Is there a “clean” way to do this and make server-a and server-b make aware of chat.domain.com so that users are not confused with the backend servers under ELB?

Anand

I figured this out by reading a bit more on Google and the forums here. Here is an answer to my questions –

There are 2 things to configure correctly –

  1. Server Name: Each server name in the hazelcluster should have the same server name, from my earlier example - chat,domain.com. This is also the same name as my ELB under DNS and this is the same name the user will use.

  2. Hostname: This is the backend server names. From my example server-a.domain.com and server-b.domain.com.

So, as long as all openfire servers have the same “Server Name”, you can use this name as a single openfire instance. Adding users at user@chat.domain.com works too. No matter if users are connected to server-a or server-b, users always appear as user@chat.domain.com.

Anand

hello anand

(trying to help)

ur infrastructure right now is : (cmiiw)

Server-a.openfire.domain.com : with sample ip : 1.1.1.2

Server-b.openfire.domain.com : with sample ip : 1.1.1.3

Server-a.openfire.domain.com CNAME to chat.domain.com

Server-b.openfire.domain.com CNAME to chat.domain.com

ur user address is user@chat.domain.com

---- try my schema :

ip address : 1.1.1.2 (server-a) : point to chat.domain.com ( do not cname please use roundrobin way )

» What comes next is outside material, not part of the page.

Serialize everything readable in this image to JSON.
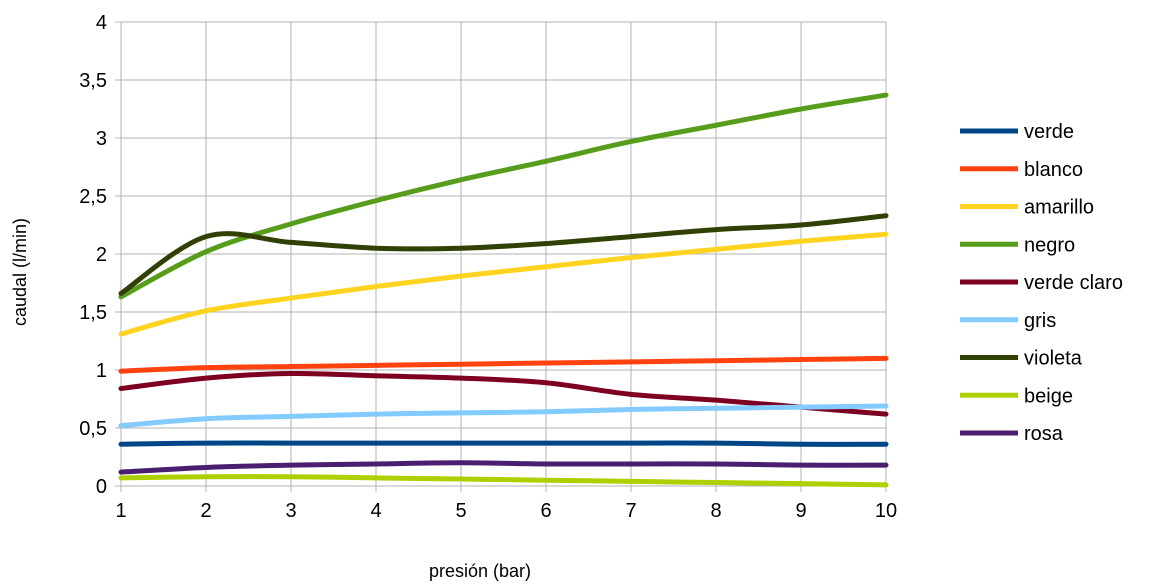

ip address : 1.1.1.3 (server-b) : point to chat.domain.com ( do not cname please use roundrobin way )

and if someone or ur self try to nslookup chat.domain.com, u will get the result like :

chat.domain.com resolve to 1.1.1.2

chat.domain.com resolve to 1.1.1.3

and then if you dont want to using ip address for administrator access you can point another subdomain to each ip address for ur xmpp server.

ip address : 1.1.1.2 : point to server-a.openfire.domain.com

ip address : 1.1.1.3 : point to server-b.openfire.domain.com